Die Idee, ein Teehaus zu eröffnen, hatte Andrej vor drei Jahren. Zuvor hatte er ein Kaffeehaus betrieben und eine eigene Kaffeehauskette in Tula, aber hier wollte er plötzlich Tee. „Es hat mich als Unternehmer geschmerzt, dass es in Russland keine Teehäuser gibt. Schließlich war dies einmal eine Institution. Man kann hier die Kultur und die Traditionen fühlen und sogar zu sich selbst finden“, sagt Andrej. Er bezieht sich dabei auf die Form der Teehäuser, die es in Russland vor der Revolution gab.

Ein Teehaus war ein Ort der Begegnung, des freundschaftlichen Beisammenseins und der Familientreffen.

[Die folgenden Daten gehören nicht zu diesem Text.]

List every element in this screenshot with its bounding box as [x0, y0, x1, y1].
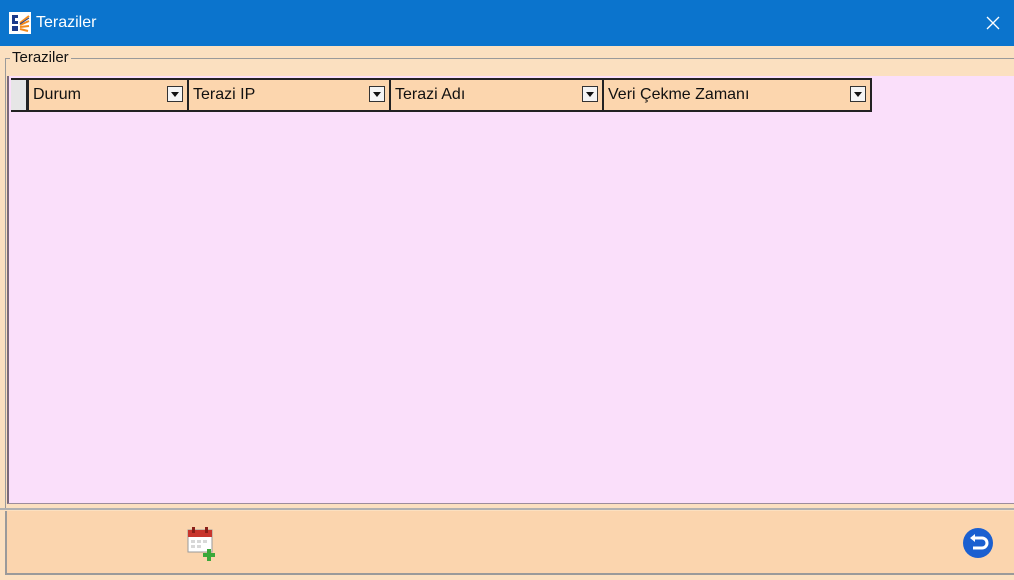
teraziler-grid[interactable]: Durum Terazi IP Terazi Adı Veri Çekme Za… — [7, 76, 1014, 504]
column-label: Terazi Adı — [395, 86, 466, 103]
teraziler-window: Teraziler Teraziler Durum Terazi IP Tera… — [0, 0, 1014, 580]
row-indicator[interactable] — [11, 80, 29, 110]
groupbox-label: Teraziler — [10, 49, 71, 66]
column-label: Terazi IP — [193, 86, 256, 103]
grid-body[interactable] — [11, 113, 1014, 503]
back-button[interactable] — [962, 527, 994, 559]
column-label: Durum — [33, 86, 82, 103]
column-header-terazi-adi[interactable]: Terazi Adı — [391, 80, 604, 110]
window-title: Teraziler — [36, 14, 97, 31]
grid-header: Durum Terazi IP Terazi Adı Veri Çekme Za… — [11, 78, 872, 112]
column-label: Veri Çekme Zamanı — [608, 86, 750, 103]
column-dropdown-icon[interactable] — [369, 86, 385, 102]
column-dropdown-icon[interactable] — [167, 86, 183, 102]
column-header-durum[interactable]: Durum — [29, 80, 189, 110]
close-button[interactable] — [972, 0, 1014, 46]
close-icon — [986, 16, 1000, 30]
title-bar: Teraziler — [0, 0, 1014, 46]
return-icon — [963, 528, 993, 558]
column-dropdown-icon[interactable] — [582, 86, 598, 102]
column-header-terazi-ip[interactable]: Terazi IP — [189, 80, 391, 110]
column-header-veri-cekme-zamani[interactable]: Veri Çekme Zamanı — [604, 80, 872, 110]
divider — [0, 508, 1014, 510]
calendar-add-icon — [187, 527, 215, 561]
add-button[interactable] — [183, 524, 221, 562]
bottom-toolbar — [5, 511, 1014, 575]
column-dropdown-icon[interactable] — [850, 86, 866, 102]
app-logo-icon — [9, 12, 31, 34]
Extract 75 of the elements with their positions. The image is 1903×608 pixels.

Tee wurde in Tassen gegossen oder es wurde ein riesiger Samowar hereingetragen, begleitet von traditionellen russischen Leckereien – Suschki, ein Kringelgebäck, oder Pastila, eine Süßigkeit aus getrocknetem Fruchtpüree. Auch Bauern gingen in die Teehäuser, und sie dienten auch als Büros für kleine Beamte. Man konnte hier immer einen Notar oder einen Schreiber finden, der helfen konnte, einen Brief zu lesen oder zu beantworten oder ein Dokument zu verfassen – eine Möglichkeit für Analphabeten. Nach der Revolution verschwanden die Teestuben, da sie von den neuen Behörden als Treffpunkte konterrevolutionärer Verschwörer gefürchtet waren.

Tee von kleinen Bauernhöfen

Das Nitka dagegen ist kein Treffpunkt für Verschwörer, eher für Instagrammer. Ein sehr hübscher und preiswerter Ort. Andrej ist sich sicher, dass der russische Tee aus dem Samowar dem italienischen Espresso ähnelt – in der Hinsicht, dass es das Getränk ist, das jeder sofort mit dem Land assoziiert. Der Name des Ortes hat übrigens auch etwas mit der Geschichte zu tun: Früher bezeichnete „Nitka“ eine Karawane, die Tee von China nach Russland lieferte. Heute ist die Logistik deutlich einfacher, doch es ist immer noch schwierig, guten Tee zu finden. Das Nitka-Sortiment umfasst Sorten aus Russland, Georgien und ein wenig aus China und Nepal.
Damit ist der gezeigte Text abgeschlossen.